Monday, January 17, 2011

Istanbul, büyükşehir belediyesi.

On our last days in Istanbul we ambled arbitrarily.


We took the ferry across the Bosphorous and watched the black cranes congregate on the breakwater beyond the bobbing kadıköy balon.


One afternoon I stared into the bustling throttle of an underpass between the Eminonu esplanade and the Yeni Camii, waiting for the emergence of the only recognizable face. In time this became osmosis with the microcosm.


I became recognizable on the streets as "girl with toothpick",


sometimes incarnated as "dragon with toothpick."


I photographed the architecture of colliding eras.


We befriended cats and watched them conduct social etiquette far less amicable with each other than with us.


Andrew got a 1 up.


We ate perfectly collaborated meal combinations and had our last sliver of baklava eyed by a cat.


And then it was skipping stones at dawn, to München before the great hop of the Atlantic.

Monday, January 10, 2011

Amasra, black sea.


We administered a last scramble to the black sea coast before we were due to fly out. We veered though Safronbolu and came out into the crescent of scraggly rocks that is Amasra.


Directly across the sea, though completely indiscernible, lies the jutting landmass of Sevastopol, Ukraine.



More readily apparent was the landfill directly across from the workout park.



Mystery tickets to the wind.

Wednesday, January 05, 2011

nargileh + chess.

When I first got to Istanbul someone exposed to me to a nargileh cafe behind a graveyard in the University district of Cemberlitas. It felt like a smoking room on a luxury liner from the early part of the century, probably right up to the class segregation.


Waiters would shuffle up and down the aisles stocked with pyramids of tea amidst shelves of Turkish academia. They'd put a glass down on your table when you appeared finished, making 1 lira tallies on your corresponding order sheet accordingly.


Assuming you obliged this gesture regularly, you could were welcomed to spend hours smoking a single pipe of nargileh. And we did, every day, for at least a couple hours.





Perhaps nothing is more conducive to chess.


Aspects of my genial subconscious are forever indebted to the Turk Ocağı.

Saturday, January 01, 2011

a (minor) jaunt to Sofia.


We from Beirut back to Istanbul on Christmas Day. The allure of the overcast weather and clouded minarets won out as the opportune setting for the holiday. The odd marriage of Christmas trees and the Lebanese national symbol added to the always surreal mirage of parades, carols and seasonal lighting. Back to the shadows.


But as New Year's encroached, so did affordable accommodation. While not short of spending a week developing a committed romance to long afternoons of nargileh and chess, we sorted this out by opting for the night bus to Bulgaria a couple days prior to the year-flip.

The bus stewardess was so charming in her care for our well being during our border crossing that I psychologically adopted her as my Bulgarian mother figure. She had a long parka that stood as an indicator of the cold eastern-european winter that lay ahead.


She wore it righteously, Bulgaria was cold.


Sofia, the capital, is pretty close to the western border of the country, surrounded by Romania, Serbia and Macedonia - well landlocked and far from any warming Mediterranean air.

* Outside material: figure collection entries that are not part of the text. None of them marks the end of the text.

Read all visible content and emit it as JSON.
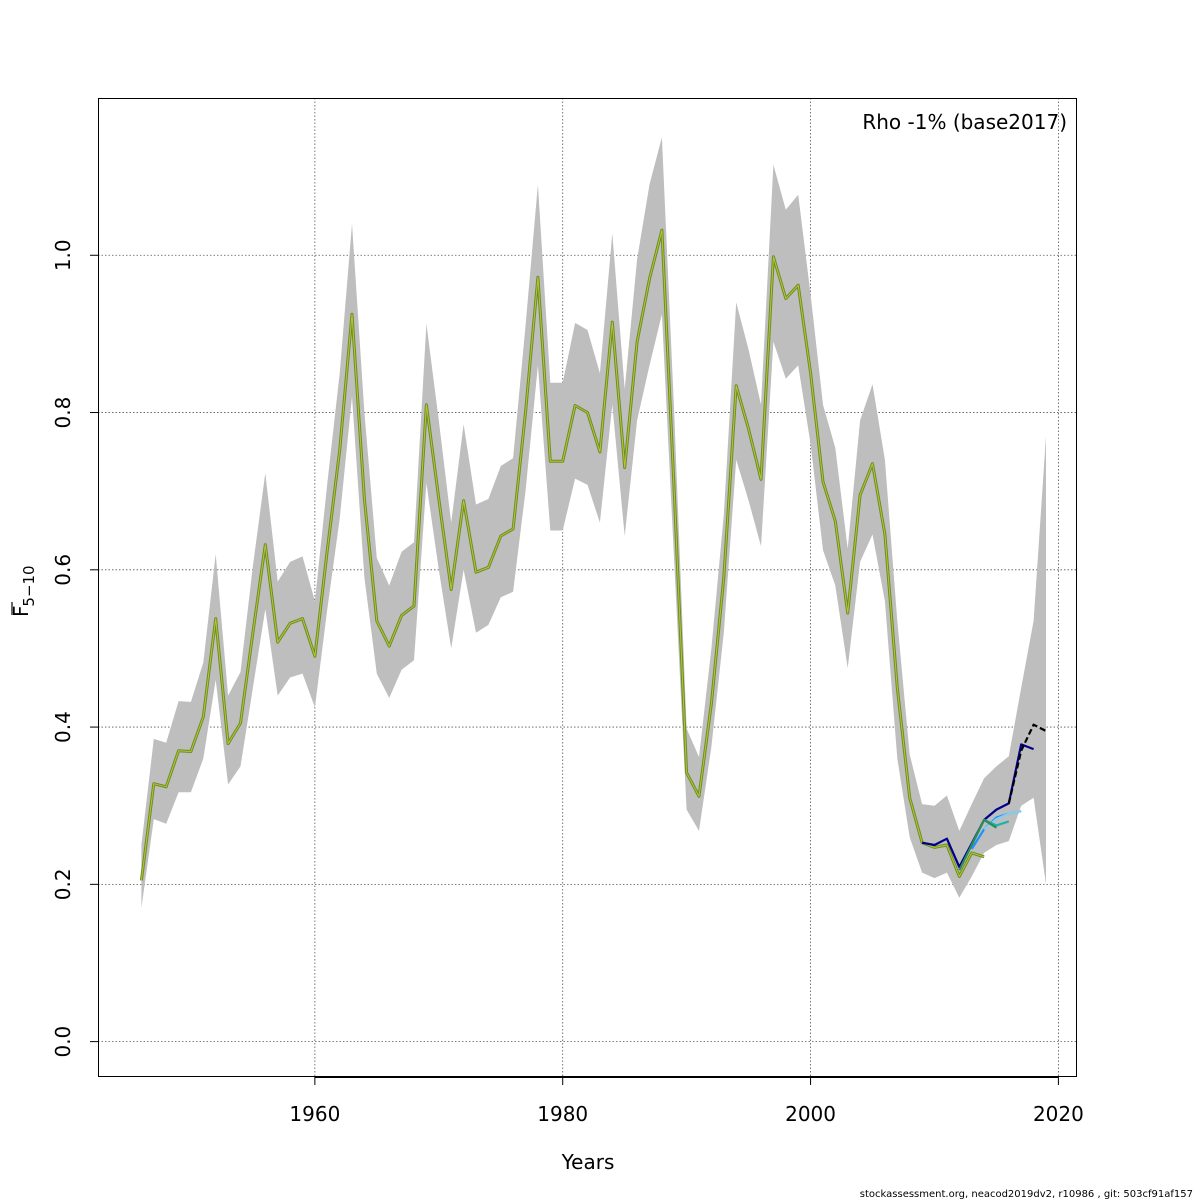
{
  "chart_data": {
    "type": "line",
    "xlabel": "Years",
    "ylabel_main": "F",
    "ylabel_sub": "5−10",
    "annotation": "Rho -1% (base2017)",
    "credit": "stockassessment.org, neacod2019dv2, r10986 , git: 503cf91af157",
    "xlim": [
      1942.5,
      2021.5
    ],
    "ylim": [
      -0.045,
      1.2
    ],
    "x_ticks": [
      1960,
      1980,
      2000,
      2020
    ],
    "y_ticks": [
      0.0,
      0.2,
      0.4,
      0.6,
      0.8,
      1.0
    ],
    "grid": true,
    "band_color": "#bebebe",
    "base_series": {
      "name": "base2017",
      "color": "#6b8e23",
      "x": [
        1946,
        1947,
        1948,
        1949,
        1950,
        1951,
        1952,
        1953,
        1954,
        1955,
        1956,
        1957,
        1958,
        1959,
        1960,
        1961,
        1962,
        1963,
        1964,
        1965,
        1966,
        1967,
        1968,
        1969,
        1970,
        1971,
        1972,
        1973,
        1974,
        1975,
        1976,
        1977,
        1978,
        1979,
        1980,
        1981,
        1982,
        1983,
        1984,
        1985,
        1986,
        1987,
        1988,
        1989,
        1990,
        1991,
        1992,
        1993,
        1994,
        1995,
        1996,
        1997,
        1998,
        1999,
        2000,
        2001,
        2002,
        2003,
        2004,
        2005,
        2006,
        2007,
        2008,
        2009,
        2010,
        2011,
        2012,
        2013,
        2014
      ],
      "y": [
        0.205,
        0.328,
        0.324,
        0.37,
        0.369,
        0.413,
        0.538,
        0.379,
        0.405,
        0.52,
        0.632,
        0.508,
        0.532,
        0.538,
        0.49,
        0.625,
        0.752,
        0.925,
        0.69,
        0.535,
        0.503,
        0.542,
        0.554,
        0.81,
        0.69,
        0.575,
        0.688,
        0.597,
        0.603,
        0.643,
        0.652,
        0.8,
        0.972,
        0.738,
        0.738,
        0.809,
        0.8,
        0.75,
        0.915,
        0.73,
        0.89,
        0.97,
        1.032,
        0.7,
        0.342,
        0.312,
        0.43,
        0.59,
        0.834,
        0.779,
        0.715,
        0.998,
        0.945,
        0.962,
        0.85,
        0.712,
        0.662,
        0.545,
        0.695,
        0.735,
        0.645,
        0.45,
        0.31,
        0.253,
        0.247,
        0.25,
        0.21,
        0.24,
        0.235
      ]
    },
    "ci_band": {
      "x": [
        1946,
        1947,
        1948,
        1949,
        1950,
        1951,
        1952,
        1953,
        1954,
        1955,
        1956,
        1957,
        1958,
        1959,
        1960,
        1961,
        1962,
        1963,
        1964,
        1965,
        1966,
        1967,
        1968,
        1969,
        1970,
        1971,
        1972,
        1973,
        1974,
        1975,
        1976,
        1977,
        1978,
        1979,
        1980,
        1981,
        1982,
        1983,
        1984,
        1985,
        1986,
        1987,
        1988,
        1989,
        1990,
        1991,
        1992,
        1993,
        1994,
        1995,
        1996,
        1997,
        1998,
        1999,
        2000,
        2001,
        2002,
        2003,
        2004,
        2005,
        2006,
        2007,
        2008,
        2009,
        2010,
        2011,
        2012,
        2013,
        2014,
        2015,
        2016,
        2017,
        2018,
        2019
      ],
      "lower": [
        0.17,
        0.283,
        0.277,
        0.317,
        0.317,
        0.36,
        0.46,
        0.327,
        0.35,
        0.45,
        0.55,
        0.44,
        0.463,
        0.468,
        0.425,
        0.55,
        0.665,
        0.82,
        0.59,
        0.468,
        0.437,
        0.473,
        0.485,
        0.71,
        0.6,
        0.5,
        0.6,
        0.52,
        0.53,
        0.565,
        0.572,
        0.7,
        0.86,
        0.65,
        0.65,
        0.716,
        0.708,
        0.66,
        0.81,
        0.643,
        0.79,
        0.86,
        0.925,
        0.61,
        0.295,
        0.268,
        0.375,
        0.52,
        0.74,
        0.688,
        0.63,
        0.89,
        0.843,
        0.86,
        0.76,
        0.625,
        0.58,
        0.475,
        0.61,
        0.645,
        0.56,
        0.36,
        0.26,
        0.215,
        0.208,
        0.215,
        0.183,
        0.21,
        0.24,
        0.25,
        0.255,
        0.3,
        0.31,
        0.2
      ],
      "upper": [
        0.25,
        0.385,
        0.38,
        0.433,
        0.432,
        0.482,
        0.62,
        0.44,
        0.47,
        0.605,
        0.723,
        0.585,
        0.61,
        0.617,
        0.56,
        0.71,
        0.85,
        1.04,
        0.8,
        0.615,
        0.58,
        0.623,
        0.635,
        0.913,
        0.79,
        0.66,
        0.785,
        0.683,
        0.69,
        0.732,
        0.742,
        0.91,
        1.09,
        0.838,
        0.838,
        0.914,
        0.905,
        0.85,
        1.028,
        0.83,
        0.995,
        1.09,
        1.15,
        0.8,
        0.398,
        0.362,
        0.5,
        0.67,
        0.94,
        0.88,
        0.81,
        1.115,
        1.058,
        1.077,
        0.95,
        0.81,
        0.755,
        0.627,
        0.79,
        0.836,
        0.74,
        0.535,
        0.365,
        0.302,
        0.3,
        0.313,
        0.268,
        0.302,
        0.335,
        0.35,
        0.363,
        0.45,
        0.535,
        0.77
      ]
    },
    "retro_series": [
      {
        "color": "#00008b",
        "x": [
          2009,
          2010,
          2011,
          2012,
          2013,
          2014,
          2015,
          2016,
          2017,
          2018
        ],
        "y": [
          0.253,
          0.25,
          0.258,
          0.222,
          0.252,
          0.282,
          0.295,
          0.303,
          0.378,
          0.372
        ]
      },
      {
        "color": "#1e90ff",
        "x": [
          2013,
          2014,
          2015,
          2016,
          2017
        ],
        "y": [
          0.245,
          0.27,
          0.285,
          0.29,
          0.293
        ]
      },
      {
        "color": "#87ceeb",
        "x": [
          2014,
          2015,
          2016,
          2017
        ],
        "y": [
          0.27,
          0.283,
          0.29,
          0.293
        ]
      },
      {
        "color": "#20b2aa",
        "x": [
          2013,
          2014,
          2015,
          2016
        ],
        "y": [
          0.25,
          0.282,
          0.275,
          0.28
        ]
      },
      {
        "color": "#2e8b57",
        "x": [
          2012,
          2013,
          2014,
          2015
        ],
        "y": [
          0.218,
          0.25,
          0.282,
          0.272
        ]
      },
      {
        "color": "#000000",
        "x": [
          2016,
          2017,
          2018,
          2019
        ],
        "y": [
          0.303,
          0.37,
          0.403,
          0.395
        ]
      }
    ]
  }
}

Unlike Turkey, commercial (and specifically, culinary) establishments paled in abundance. Signage was modest, and when we finally found a hostel; it was hiding in rooms wedged off the trunk of a dim, tight concrete stairwell. It felt post-communist and nascent-capitalist; I suppose it felt like eastern europe.


A fantastic, ragged old orange tram snaked through the city. It was right outside our window and routinely sparked in passing - loud crackles heard from our freezing, white room. Later we realized the driver would have to scuttle out to manually switch the tram's path on the rails.

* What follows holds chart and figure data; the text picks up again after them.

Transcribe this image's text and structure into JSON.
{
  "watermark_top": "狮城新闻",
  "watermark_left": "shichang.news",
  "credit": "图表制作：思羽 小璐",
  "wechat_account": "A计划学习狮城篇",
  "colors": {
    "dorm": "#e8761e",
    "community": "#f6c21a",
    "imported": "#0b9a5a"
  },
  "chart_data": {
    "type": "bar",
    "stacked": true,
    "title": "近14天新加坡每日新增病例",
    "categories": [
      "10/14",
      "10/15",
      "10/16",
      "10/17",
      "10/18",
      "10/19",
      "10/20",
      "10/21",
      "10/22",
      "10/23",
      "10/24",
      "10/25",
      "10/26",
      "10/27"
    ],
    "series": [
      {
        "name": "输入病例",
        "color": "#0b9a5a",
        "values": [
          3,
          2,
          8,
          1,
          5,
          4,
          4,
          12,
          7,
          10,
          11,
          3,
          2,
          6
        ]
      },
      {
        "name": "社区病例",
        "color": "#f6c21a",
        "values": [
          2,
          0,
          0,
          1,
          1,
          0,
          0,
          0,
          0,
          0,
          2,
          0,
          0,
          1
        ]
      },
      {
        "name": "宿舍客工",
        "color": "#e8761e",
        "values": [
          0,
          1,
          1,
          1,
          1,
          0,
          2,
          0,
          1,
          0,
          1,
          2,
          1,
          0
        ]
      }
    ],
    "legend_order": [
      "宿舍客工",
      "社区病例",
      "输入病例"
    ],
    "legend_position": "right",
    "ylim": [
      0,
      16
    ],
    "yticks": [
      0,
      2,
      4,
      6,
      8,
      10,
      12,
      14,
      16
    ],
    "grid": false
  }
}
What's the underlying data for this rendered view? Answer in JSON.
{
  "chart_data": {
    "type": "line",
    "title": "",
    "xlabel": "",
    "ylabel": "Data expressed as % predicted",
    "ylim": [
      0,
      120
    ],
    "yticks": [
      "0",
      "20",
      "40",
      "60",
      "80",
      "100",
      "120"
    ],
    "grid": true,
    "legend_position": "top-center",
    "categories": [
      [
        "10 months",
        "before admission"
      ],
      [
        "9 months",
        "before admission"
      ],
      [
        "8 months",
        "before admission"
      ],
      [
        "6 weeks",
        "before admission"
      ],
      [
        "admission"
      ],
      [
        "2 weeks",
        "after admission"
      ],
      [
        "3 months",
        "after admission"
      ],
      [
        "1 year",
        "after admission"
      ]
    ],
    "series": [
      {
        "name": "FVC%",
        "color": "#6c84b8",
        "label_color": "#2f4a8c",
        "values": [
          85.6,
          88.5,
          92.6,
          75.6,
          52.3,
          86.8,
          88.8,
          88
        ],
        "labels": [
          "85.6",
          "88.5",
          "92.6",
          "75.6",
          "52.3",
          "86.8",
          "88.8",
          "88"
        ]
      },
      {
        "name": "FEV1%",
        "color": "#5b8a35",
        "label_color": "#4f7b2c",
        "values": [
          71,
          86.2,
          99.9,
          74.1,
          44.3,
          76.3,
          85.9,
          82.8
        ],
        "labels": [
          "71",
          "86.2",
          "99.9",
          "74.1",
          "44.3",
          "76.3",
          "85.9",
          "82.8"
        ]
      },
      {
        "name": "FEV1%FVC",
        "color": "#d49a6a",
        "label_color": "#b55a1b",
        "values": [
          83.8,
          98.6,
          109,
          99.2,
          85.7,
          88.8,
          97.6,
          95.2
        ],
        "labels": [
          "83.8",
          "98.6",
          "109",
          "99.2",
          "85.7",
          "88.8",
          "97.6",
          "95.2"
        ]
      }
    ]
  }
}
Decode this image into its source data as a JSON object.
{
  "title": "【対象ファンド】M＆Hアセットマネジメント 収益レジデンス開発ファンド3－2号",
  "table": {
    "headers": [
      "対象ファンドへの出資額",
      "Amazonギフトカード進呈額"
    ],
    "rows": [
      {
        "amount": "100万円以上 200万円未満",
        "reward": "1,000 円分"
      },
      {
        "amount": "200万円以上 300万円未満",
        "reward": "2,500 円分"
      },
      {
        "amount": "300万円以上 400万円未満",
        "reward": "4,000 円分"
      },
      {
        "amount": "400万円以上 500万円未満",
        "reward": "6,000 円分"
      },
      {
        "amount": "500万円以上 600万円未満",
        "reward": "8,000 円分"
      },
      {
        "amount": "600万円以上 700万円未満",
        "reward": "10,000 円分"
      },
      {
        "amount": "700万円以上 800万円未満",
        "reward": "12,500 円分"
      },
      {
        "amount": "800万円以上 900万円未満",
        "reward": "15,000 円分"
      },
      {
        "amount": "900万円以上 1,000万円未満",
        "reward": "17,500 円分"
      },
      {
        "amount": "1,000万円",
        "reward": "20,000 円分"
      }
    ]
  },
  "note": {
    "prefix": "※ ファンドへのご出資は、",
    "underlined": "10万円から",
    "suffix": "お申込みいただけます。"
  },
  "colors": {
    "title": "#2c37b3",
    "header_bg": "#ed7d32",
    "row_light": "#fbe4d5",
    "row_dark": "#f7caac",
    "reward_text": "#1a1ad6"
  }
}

The streets were only occupied in an objective-oriented manner, people shuffling on the ice from point A to point B. The market felt like a crippled product port, consumers working against the much lauded normative temperature of the human body. We did find a coffee house packed to the brim, stuffed as tight as a subway at rush hour and boasting with energy carried from both vodka and coffee. Certainly, the place to be.


On New Year's we bought an array of groceries and prepared a buffet dinner in our attic stronghold. We acquired wine from the nearest street-side barrel, and watched the sparks from the tram crackle by before and after the fireworks.


We assimilated well to being objective oriented civilians living in an urban landscape in winter. We left our dwelling to seek goods and carry out tasks, and travelled to get places in the most direct fashion.

Otherwise, we stayed indoors.


While pleasurable in moderation, it all felt a rather poor way to visit a country, though we had little incentive to do much else.


And so, as per the deduction of getting the most out our travels, aborted Poland and Germany.


And on New Year's Day we took the night bus back to Istanbul.

(All pictures taken from the attic, which is to say in Bulgaria, by Andrew C.H.)